デスクトップアプリは印刷部分だけの開発としても、やはりそれなりに時間はかかるものです。社内のツール程度ならば適当に(?)やってもかまいませんが、お客さんがお金を払って使うものとなれば最低限、各OSやofficeのバージョン等での検証をしっかりしなければなりません。同じOSで同じofficeのバージョンなのに開発機では大丈夫で、お客さんの端末ではダメ…なんてこともよくあります…

②多方面の知識が必要

Webアプリ開発のプログラミング知識があり、WebSocketの知識があり、デスクトップアプリ開発のプログラミング知識がないと成立しません。それぞれの知識をもった人間で作業の分担をすれば良いのですが、なかなか社内にそれぞれの知識のある人材が揃っている事はないんじゃないでしょうか。幸い弊社にはWebアプリ・デスクトップアプリ開発の両方ができる人材が複数在籍しています。WebSocketを使ってのアプリ開発は誰もやったことがありませんでしたが、今回のテストプログラムを作成するにあたり、知識を入れることに成功しました。今後のアプリ開発の幅も広がっていくことでしょう。(他人事…w)

③アプリの改修作業の範囲が広がる

出力項目が1つ追加になるだけでも、Webアプリとデスクトップアプリの2つを改修しなければなりません。(改修する際には影響範囲をしっかり調べてからでないとどっちが忘れがち。。。)
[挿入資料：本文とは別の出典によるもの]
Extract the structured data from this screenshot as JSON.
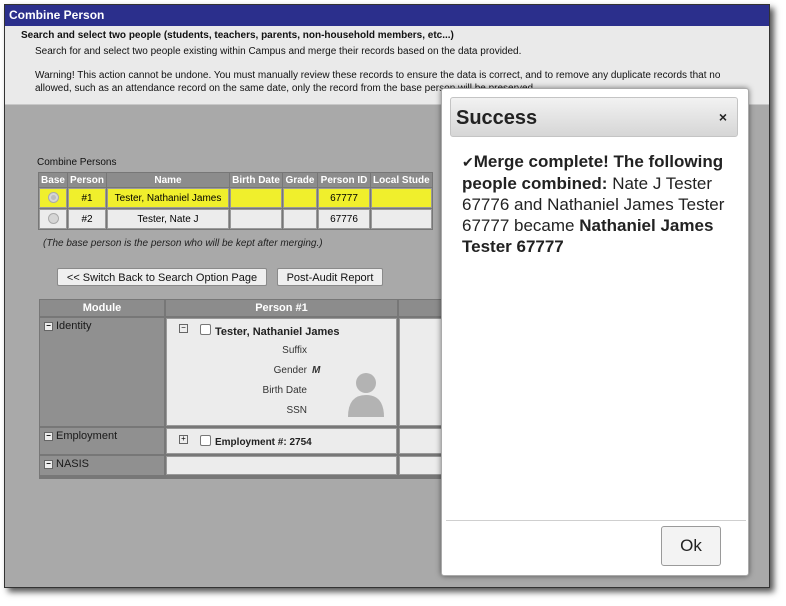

④デスクトップアプリの改修後にクライアント端末への配布方法

WebアプリはWebサーバ上にソースファイルをアップさえすればブラウザ上はみな同じ動きになるでしょう。しかし、デスクトップアプリはクライアント端末に入れてやらないとちゃんと動かなくなってしまいます。しっかりと影響範囲も調べてWebアプリ、デスクトップアプリの両者ともに改修をしても、デスクトップアプリ側だけ古かったんじゃ意味がありませんよね。いちいちexeファイルをメールで配布するなんてありえませんので、Webサーバ側でデスクトップアプリのソースやバージョン管理をし、デスクトップアプリはバージョンチェック等を行い、最新のアプリをダウンロードする。なんて機能も考慮しなければならないと思います。

さいごに

前述のとおり、”Webアプリでもワンクリックで印刷が可能”という結論はでました。ただ、それは単純にはいかず開発工数がかなり大きくなりそうです。しかし、新しいことに挑戦をし経験や知識を高めないと、仕事の幅を広げることはできません。

今後も、ネックとなるようなものを今ある最新技術やツールを利用して、課題の解決を行いたいと思います。